The Overhead Line and Power Supply
The distinctive poles supporting the overhead have all been recovered from former tram and trolleybus systems, in many cases restored to their original length by specialist welding. They are set in concrete to a depth of about 2 metres. The trolley wire is grooved copper alloy, 4/0 gauge (80 sq. mm), suspended either from bracket arms or on span-wire construction, at a normal height of 6 metres. A second (negative) wire is provided in the Depot area, for safety earthing purposes, and for test-running the trolleybus. The trams are all fitted with trolley poles and carbon-slipper trolley heads, and return their traction current via the running rails. Overhead fittings have been salvaged from the Newcastle, South Shields, Tees-side and Bradford systems, and in the Town area period fittings have been used wherever practicable. Trams use a single wire with the negative route via the rails, whilst trolleybuses use a pair of wires, the negative being one of this pair.
The Tram Depot
The Depot is located within the Foulbridge workshop complex and includes accommodation for trams on four roads (1, 2 3 and 4) and for cars, buses and trolleybuses on roads 4 and 5. Road 3 is equipped with an inspection and service pit. Mechanical and Electrical workshops and Stores provide the facilities for routine maintenance, repairs, overhauls and complete restoration work, not only on the vehicles but also on the track, power supply and overhead line system. Although much of the work on the trams is carried out on site, some specialist work such as traction motor overhauls and wheel re-profiling is undertaken off site by local contractors. The Depot also houses the substation and telephone exchange. Future expansion includes construction of a dedicated bus depot, extension to the existing tram depot and creation of enhanced servicing facilities and a vehicle wash bay.

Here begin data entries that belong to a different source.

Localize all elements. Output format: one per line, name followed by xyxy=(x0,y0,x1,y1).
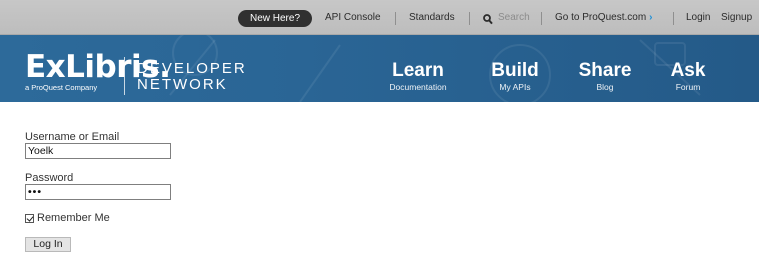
new-here-button[interactable]: New Here? xyxy=(238,10,312,27)
goto-proquest-link[interactable]: Go to ProQuest.com › xyxy=(555,11,653,25)
divider xyxy=(395,12,396,25)
search-icon xyxy=(483,12,493,30)
nav-share-label: Share xyxy=(578,60,632,81)
top-utility-bar: New Here? API Console Standards Search G… xyxy=(0,0,759,35)
developer-title-line2: NETWORK xyxy=(137,76,228,93)
logo-tagline: a ProQuest Company xyxy=(25,83,98,92)
checkbox-checked-icon[interactable] xyxy=(25,214,34,223)
nav-learn[interactable]: Learn Documentation xyxy=(378,60,458,93)
login-button[interactable]: Log In xyxy=(25,237,71,252)
search-placeholder: Search xyxy=(498,12,530,23)
divider xyxy=(469,12,470,25)
logo-divider xyxy=(124,57,125,95)
standards-link[interactable]: Standards xyxy=(409,11,455,25)
divider xyxy=(673,12,674,25)
nav-ask[interactable]: Ask Forum xyxy=(662,60,714,93)
divider xyxy=(541,12,542,25)
developer-title-line1: DEVELOPER xyxy=(137,60,247,77)
api-console-link[interactable]: API Console xyxy=(325,11,381,25)
password-field[interactable]: ••• xyxy=(25,184,171,200)
nav-learn-label: Learn xyxy=(392,60,444,81)
remember-me-label: Remember Me xyxy=(37,212,110,224)
nav-ask-sub: Forum xyxy=(675,82,701,92)
nav-share[interactable]: Share Blog xyxy=(572,60,638,93)
username-field[interactable]: Yoelk xyxy=(25,143,171,159)
header-banner: ExLibris. a ProQuest Company DEVELOPER N… xyxy=(0,35,759,102)
nav-ask-label: Ask xyxy=(670,60,706,81)
nav-build-sub: My APIs xyxy=(499,82,531,92)
nav-share-sub: Blog xyxy=(596,82,614,92)
nav-build-label: Build xyxy=(491,60,539,81)
login-link[interactable]: Login xyxy=(686,11,710,25)
signup-link[interactable]: Signup xyxy=(721,11,752,25)
nav-build[interactable]: Build My APIs xyxy=(482,60,548,93)
goto-proquest-label: Go to ProQuest.com xyxy=(555,12,647,23)
nav-learn-sub: Documentation xyxy=(389,82,447,92)
chevron-right-icon: › xyxy=(649,12,653,23)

The operating fleet usually consists of between four and six trams, with others in store or undergoing heavy maintenance. The fleet is now being put into an approximate 7-8 year cycle which sees their intensive maintenance followed by a body lift to allow the motors to be overhauled. There are two Edwardian replica buses based on the London B type (in Newcastle Corporation livery) and a Northern General Daimler. A 2007 built accessible bus provides wheelchair access. A 1932 Leyland Cub is presently being restored to carry additional wheelchairs, and this will be followed by a further Leyland Cub in 2017. At present there is one working trolleybus, Newcastle 501, but this will be supplemented once the development of the trolleybus route begins from 2016. An Armstrong Whitworth replica car is also available as a limousine, and a supporting fleet of cars and vans dating from the 1920s to early 1960s can also be seen at work around the Museum.